For complicated questions, there are a number of other options. Sometimes the method the researcher/user is using can impact the performance of the website. In that case, the LC technology staff figure out how the researcher/user can get at the data without impacting performance (like downloading the bulk OCR bags instead of scraping the site). In other cases, the question is best answered by other users of the data. In this case, we recommend that users contact the ChronAm-users listserv (chronam-users@listserv.loc.gov). For example, another user might have already figured out a way to visualize given issues in a specific state by year. As more and more users work with the data, we encourage researchers to look at prior research, and point researchers to known current research efforts underway.

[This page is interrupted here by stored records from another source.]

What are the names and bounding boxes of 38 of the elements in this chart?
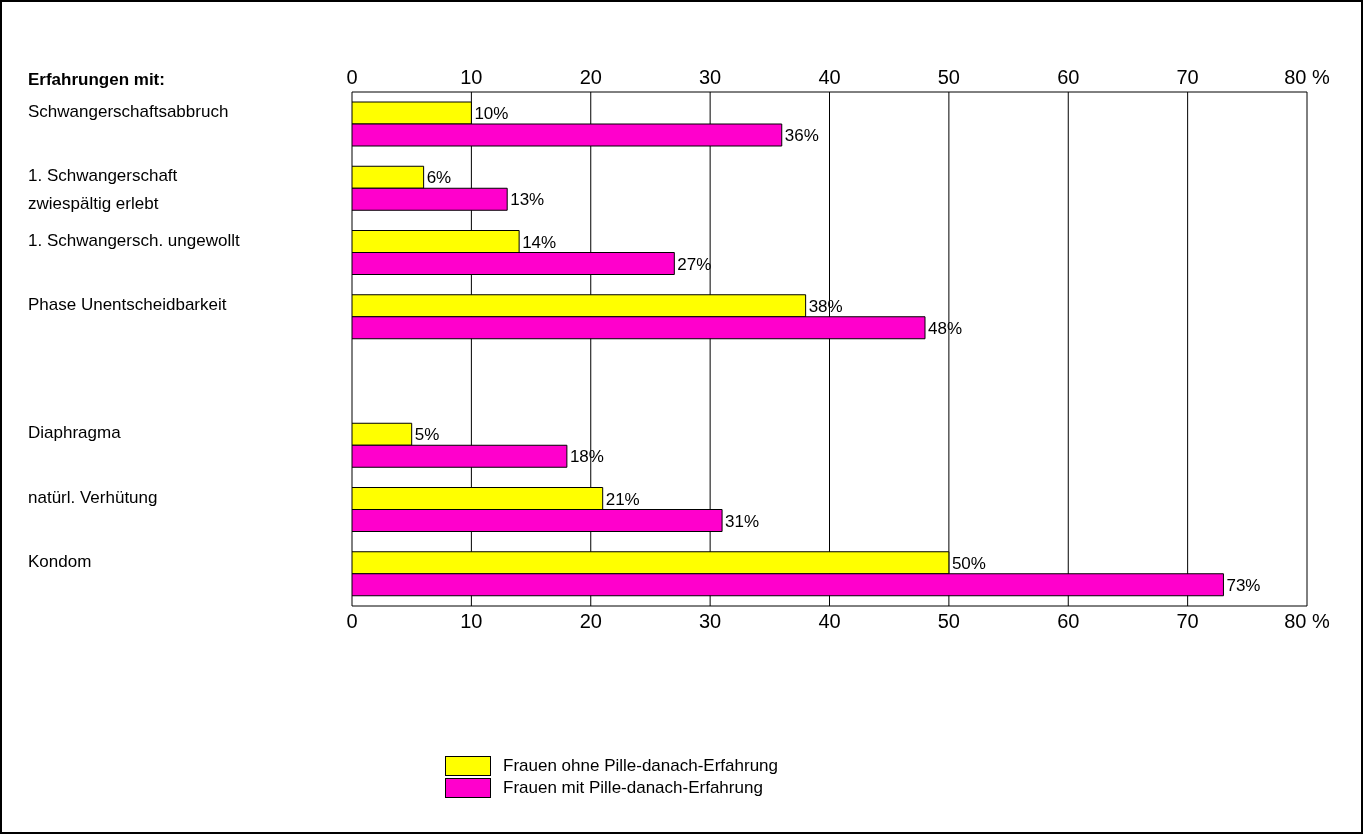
data-label: 10% bbox=[474, 104, 509, 124]
y-tick-label: Kondom bbox=[28, 552, 92, 572]
data-label: 50% bbox=[951, 553, 986, 573]
data-label: 73% bbox=[1226, 575, 1261, 595]
x2-tick-label: 70 bbox=[1176, 610, 1199, 633]
x-tick-label: 10 bbox=[460, 66, 483, 88]
y-tick-label: Phase Unentscheidbarkeit bbox=[28, 295, 227, 315]
data-label: 5% bbox=[414, 425, 440, 445]
x2-tick-label: 40 bbox=[818, 610, 841, 633]
x-tick-label: 60 bbox=[1057, 66, 1080, 88]
x2-tick-label: 0 bbox=[346, 610, 358, 633]
x-tick-label: 0 bbox=[346, 66, 358, 88]
x2-tick-label: 50 bbox=[937, 610, 960, 633]
data-label: 6% bbox=[426, 168, 452, 188]
data-label: 36% bbox=[784, 126, 819, 146]
x2-tick-label: 10 bbox=[460, 610, 483, 633]
x-tick-label: 80 % bbox=[1284, 66, 1331, 88]
x-tick-label: 70 bbox=[1176, 66, 1199, 88]
x2-tick-label: 20 bbox=[579, 610, 602, 633]
x-tick-label: 50 bbox=[937, 66, 960, 88]
y-axis-title: Erfahrungen mit: bbox=[28, 70, 165, 90]
y-tick-label: Diaphragma bbox=[28, 423, 122, 443]
legend-label: Frauen ohne Pille-danach-Erfahrung bbox=[503, 756, 779, 776]
y-tick-label: natürl. Verhütung bbox=[28, 488, 158, 508]
x2-tick-label: 30 bbox=[699, 610, 722, 633]
data-label: 14% bbox=[522, 232, 557, 252]
x2-tick-label: 80 % bbox=[1284, 610, 1331, 633]
x-tick-label: 40 bbox=[818, 66, 841, 88]
legend-label: Frauen mit Pille-danach-Erfahrung bbox=[503, 778, 763, 798]
data-label: 13% bbox=[510, 190, 545, 210]
x-tick-label: 20 bbox=[579, 66, 602, 88]
y-tick-label: 1. Schwangersch. ungewollt bbox=[28, 231, 240, 251]
y-tick-label: Schwangerschaftsabbruch bbox=[28, 102, 229, 122]
y-tick-label: 1. Schwangerschaft zwiespältig erlebt bbox=[28, 166, 178, 214]
x2-tick-label: 60 bbox=[1057, 610, 1080, 633]
data-label: 21% bbox=[605, 489, 640, 509]
data-label: 31% bbox=[725, 511, 760, 531]
x-tick-label: 30 bbox=[699, 66, 722, 88]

Publicizing and encouraging the use of the data is also mixed in with encouraging the use of the collection in general. The NEH supports the use of the data, such as the data challenge described above. Similarly, our education outreach team as well as National History Day serve as boosters for the use of the collection in general and the use of the data. As the project is a distributed model, our state project partners (universities, state libraries, and state historical societies) encourage the use of content in the classroom, provide greater awareness of the content and what can be done with it via talks at conferences, etc.

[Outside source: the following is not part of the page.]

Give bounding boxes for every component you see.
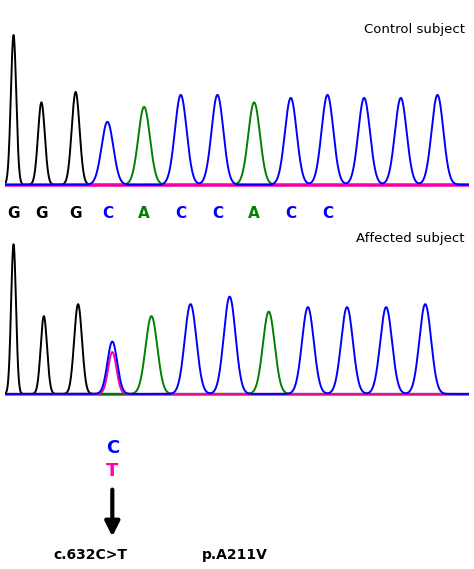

7. Things people should know

distilled things that people should know if they are thinking about pursuing similar work

Beyond the features that support individual Web browsing, Chronicling America also supports access to all data through common Web protocols and formats, providing machine-level views of all data for harvesting and large-scale bulk download. As examples, researchers can harvest batched digitized page images as JPEG2000, PDF and/or METS-ALTO OCR, or bulk OCR-only batches. Each newspaper page includes embedded Linked Data using a number of ontologies and supports JSON and RDF views. US Newspaper Directory bibliographic records are also available as MARCXML. The open API includes industry-standard endpoints like OpenSearch and supports stable intelligible URLs.

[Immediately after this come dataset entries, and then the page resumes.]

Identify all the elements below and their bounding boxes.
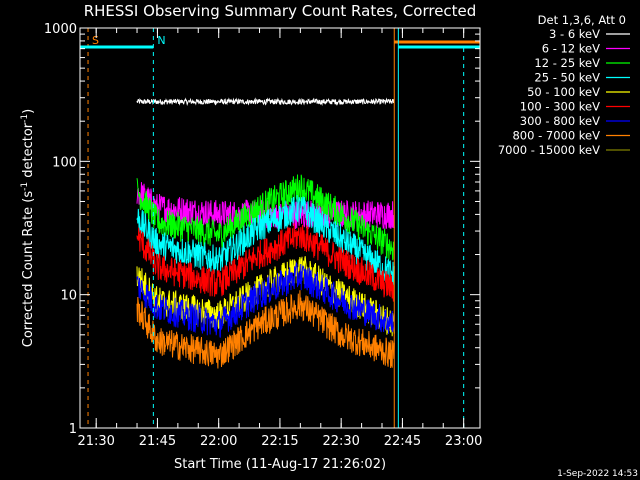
y-tick-label: 10 xyxy=(60,289,77,304)
series-line xyxy=(136,223,395,302)
y-tick-label: 1 xyxy=(69,422,77,437)
x-tick-label: 21:45 xyxy=(139,434,176,449)
legend-item-label: 800 - 7000 keV xyxy=(512,129,600,143)
x-tick-label: 22:30 xyxy=(322,434,359,449)
legend-item-label: 7000 - 15000 keV xyxy=(498,143,600,157)
legend-item-label: 25 - 50 keV xyxy=(534,71,600,85)
marker-label: N xyxy=(157,34,165,47)
y-tick-label: 1000 xyxy=(44,22,77,37)
y-axis-label: Corrected Count Rate (s-1 detector-1) xyxy=(20,109,36,347)
x-tick-label: 21:30 xyxy=(77,434,114,449)
legend-item-label: 6 - 12 keV xyxy=(542,42,600,56)
series-line xyxy=(136,262,395,338)
legend-item-label: 50 - 100 keV xyxy=(527,85,600,99)
x-tick-label: 23:00 xyxy=(445,434,482,449)
legend-header: Det 1,3,6, Att 0 xyxy=(538,13,626,27)
y-tick-label: 100 xyxy=(52,155,77,170)
x-tick-label: 22:00 xyxy=(200,434,237,449)
series-line xyxy=(136,97,395,107)
series-layer xyxy=(136,97,395,369)
series-line xyxy=(136,290,395,369)
marker-label: S xyxy=(92,34,99,47)
y-axis: 1 10 100 1000 xyxy=(44,22,480,437)
chart-title: RHESSI Observing Summary Count Rates, Co… xyxy=(84,2,477,20)
legend-item-label: 100 - 300 keV xyxy=(520,100,600,114)
x-tick-label: 22:15 xyxy=(261,434,298,449)
series-line xyxy=(136,174,395,261)
legend-item-label: 300 - 800 keV xyxy=(520,114,600,128)
x-axis: 21:30 21:45 22:00 22:15 22:30 22:45 23:00 xyxy=(77,28,482,449)
x-tick-label: 22:45 xyxy=(384,434,421,449)
x-axis-label: Start Time (11-Aug-17 21:26:02) xyxy=(174,457,386,472)
legend-item-label: 3 - 6 keV xyxy=(549,27,600,41)
legend-item-label: 12 - 25 keV xyxy=(534,56,600,70)
timestamp: 1-Sep-2022 14:53 xyxy=(557,469,638,479)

To accommodate data harvesting activities, the Chronicling America Web site infrastructure and workflow includes several features specifically designed to support such work:

During data ingest, additional text-only data sets are created and stored separately ready for bulk download .
To create transparency and ease of access to the bulk downloadable data, feeds for the downloadable files, in both ATOM and JSON format were added. Researchers can subscribe to the feed to ensure they get any new data that is added.
For the interactive API (JSON & RDF) caching was added to provide fast responses for pages that need to be created “on the fly” by the server (as opposed to the bulk processed data that exists in flat files).

For the user, we intentionally provide access and support to users with a wide variety of needs and skills. For example, a student can download a csv file of all of the digitized newspapers available on the site; the csv file includes information about the title, first issue digitized, final issue digitized, state, etc. A researcher might be interested in large-scale text analysis; for that user, all of the OCR files have been bagged and are available for bulk download.

8. Whats next

you have something in place. whats next and why?

Planned infrastructure and interface design upgrades as well as endeavors to integrate and streamline digital content presentations at the Library present challenges and opportunities related to API access to data collections. Planning is underway to integrate the Chronicling America dataset into the general digital collections of the Library. Providing API and bulk data download access to Chronicling America data has proven to be a valuable service, and as such, maintaining equivalent or improved access after integration is a priority for the Library. Much of the available digital collections at the Library of Congress lack API documentation or bulk data access. Leveraging the work done with Chronicling America in these areas, more data collections at the Library are expected to take advantage of the same approaches used by Chronicling America in the near future.